"Standing in a garage doesn't make you a car anymore than going to church makes you religious."
Now, you may wonder why that particular quote. It's simple: I just love it and to me it speaks of people who say they are one thing while their actions say something else.
Years ago, when I started my nonprofit for grieving children, I went to a special event for charitable organizations. While seated at a table to publicize my organization, a woman came by. Upon reading the poster describing what we did, she clutched her fists to her chest, and said, with much pathos, "I feel too much and I care too deeply to ever do that." As she fled from our table, I turned to the colleague seated to my left and said, "As opposed to those of us who feel nothing, don't care at all, and do it."
The woman didn't fool me. She was only interested in her own feelings. Had she truly cared, she would be compelled to act.
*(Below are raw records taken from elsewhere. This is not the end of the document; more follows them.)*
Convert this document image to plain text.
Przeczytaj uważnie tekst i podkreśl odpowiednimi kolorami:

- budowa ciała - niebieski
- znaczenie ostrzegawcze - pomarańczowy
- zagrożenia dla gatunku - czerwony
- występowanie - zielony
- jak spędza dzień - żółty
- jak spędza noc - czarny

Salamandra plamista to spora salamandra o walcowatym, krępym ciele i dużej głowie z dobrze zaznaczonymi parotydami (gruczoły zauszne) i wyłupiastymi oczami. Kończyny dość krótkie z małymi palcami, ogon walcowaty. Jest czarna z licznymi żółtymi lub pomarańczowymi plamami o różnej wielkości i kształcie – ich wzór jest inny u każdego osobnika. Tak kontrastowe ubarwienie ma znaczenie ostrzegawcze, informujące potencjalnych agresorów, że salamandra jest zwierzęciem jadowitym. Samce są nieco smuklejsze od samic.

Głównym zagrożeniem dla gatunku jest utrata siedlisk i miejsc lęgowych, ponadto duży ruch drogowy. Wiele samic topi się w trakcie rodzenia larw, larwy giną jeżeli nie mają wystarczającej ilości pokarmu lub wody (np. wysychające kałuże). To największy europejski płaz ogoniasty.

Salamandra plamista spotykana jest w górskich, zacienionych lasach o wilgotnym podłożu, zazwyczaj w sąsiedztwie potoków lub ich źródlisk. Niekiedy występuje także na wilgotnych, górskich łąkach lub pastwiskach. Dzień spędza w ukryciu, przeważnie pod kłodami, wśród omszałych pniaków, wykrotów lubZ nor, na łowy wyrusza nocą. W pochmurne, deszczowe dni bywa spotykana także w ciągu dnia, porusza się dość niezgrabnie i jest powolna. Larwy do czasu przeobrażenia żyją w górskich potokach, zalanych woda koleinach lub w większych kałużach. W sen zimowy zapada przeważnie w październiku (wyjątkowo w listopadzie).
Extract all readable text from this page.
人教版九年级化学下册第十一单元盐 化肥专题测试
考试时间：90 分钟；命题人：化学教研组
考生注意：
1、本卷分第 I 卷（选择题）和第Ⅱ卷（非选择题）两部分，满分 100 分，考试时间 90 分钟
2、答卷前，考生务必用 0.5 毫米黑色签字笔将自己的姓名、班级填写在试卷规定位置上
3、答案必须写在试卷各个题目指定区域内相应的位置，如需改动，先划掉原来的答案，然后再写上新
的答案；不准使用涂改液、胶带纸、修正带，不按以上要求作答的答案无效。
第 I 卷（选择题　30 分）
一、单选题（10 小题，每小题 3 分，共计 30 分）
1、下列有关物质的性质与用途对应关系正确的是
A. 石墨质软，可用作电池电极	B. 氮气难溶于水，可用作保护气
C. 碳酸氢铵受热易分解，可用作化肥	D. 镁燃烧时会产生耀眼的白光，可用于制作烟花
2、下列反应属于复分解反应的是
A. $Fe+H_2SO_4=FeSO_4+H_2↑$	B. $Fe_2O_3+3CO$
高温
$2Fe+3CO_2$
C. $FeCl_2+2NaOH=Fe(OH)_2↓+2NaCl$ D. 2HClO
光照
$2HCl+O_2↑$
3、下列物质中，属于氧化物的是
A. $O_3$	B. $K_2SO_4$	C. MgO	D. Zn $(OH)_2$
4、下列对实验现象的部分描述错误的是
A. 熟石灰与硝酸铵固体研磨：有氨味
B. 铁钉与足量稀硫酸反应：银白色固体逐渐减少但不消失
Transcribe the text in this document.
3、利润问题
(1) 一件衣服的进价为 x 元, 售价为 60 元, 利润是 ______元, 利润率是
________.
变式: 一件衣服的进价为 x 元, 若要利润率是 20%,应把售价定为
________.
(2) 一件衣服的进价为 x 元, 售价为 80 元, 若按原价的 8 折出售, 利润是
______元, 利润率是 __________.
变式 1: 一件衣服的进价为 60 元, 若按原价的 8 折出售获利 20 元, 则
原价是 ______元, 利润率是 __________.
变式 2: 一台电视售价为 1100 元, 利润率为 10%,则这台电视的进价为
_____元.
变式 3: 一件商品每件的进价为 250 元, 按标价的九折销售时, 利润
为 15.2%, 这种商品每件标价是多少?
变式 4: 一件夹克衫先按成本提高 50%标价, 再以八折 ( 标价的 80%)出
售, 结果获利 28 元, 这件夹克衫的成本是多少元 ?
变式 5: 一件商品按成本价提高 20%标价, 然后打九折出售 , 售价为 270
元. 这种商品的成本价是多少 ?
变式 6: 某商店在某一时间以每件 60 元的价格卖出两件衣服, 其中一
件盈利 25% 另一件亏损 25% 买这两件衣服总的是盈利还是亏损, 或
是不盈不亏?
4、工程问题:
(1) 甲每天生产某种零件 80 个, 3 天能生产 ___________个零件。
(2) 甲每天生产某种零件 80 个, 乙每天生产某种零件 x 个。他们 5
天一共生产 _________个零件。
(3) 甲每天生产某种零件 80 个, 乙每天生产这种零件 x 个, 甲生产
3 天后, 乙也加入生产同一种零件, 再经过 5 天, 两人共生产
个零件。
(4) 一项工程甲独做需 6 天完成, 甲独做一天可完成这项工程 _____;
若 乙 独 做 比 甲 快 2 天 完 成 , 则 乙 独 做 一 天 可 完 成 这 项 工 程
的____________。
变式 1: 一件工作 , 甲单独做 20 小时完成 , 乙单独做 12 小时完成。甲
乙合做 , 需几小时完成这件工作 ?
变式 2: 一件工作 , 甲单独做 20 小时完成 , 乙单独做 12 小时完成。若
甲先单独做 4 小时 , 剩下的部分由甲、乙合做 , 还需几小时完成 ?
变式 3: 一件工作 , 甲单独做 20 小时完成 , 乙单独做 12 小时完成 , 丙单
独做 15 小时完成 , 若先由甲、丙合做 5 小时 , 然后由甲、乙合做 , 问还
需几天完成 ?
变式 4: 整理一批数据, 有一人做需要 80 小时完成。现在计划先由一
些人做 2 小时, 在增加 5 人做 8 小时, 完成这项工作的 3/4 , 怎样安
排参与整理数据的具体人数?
This brings me to people who abandon their loved ones at the end of life because it is "too hard for [them]" or they "don't want to remember [their] mother, father, sister, brother, friend, that way." They are not more caring or more sensitive than those of us who drop everything and show up. They are focused only on their own feelings and not considering what their presence would mean to the person dying. I want to be kind and say they are weak or it really is too much for them. But not one of us finds it easy to watch someone we love die. And it is even more difficult when we are the ones watching our loved one struggling to hold on to life as he or she waits to say good-bye to the adult child who will never come.
I want to say this to all of you who think you can't be at the bedside of your dying relative: Go. Please go. It isn't easy, but if you don't go, you miss the opportunity to be present at a truly sacred moment. You'll like yourself a whole lot more if you know you did the right and loving thing.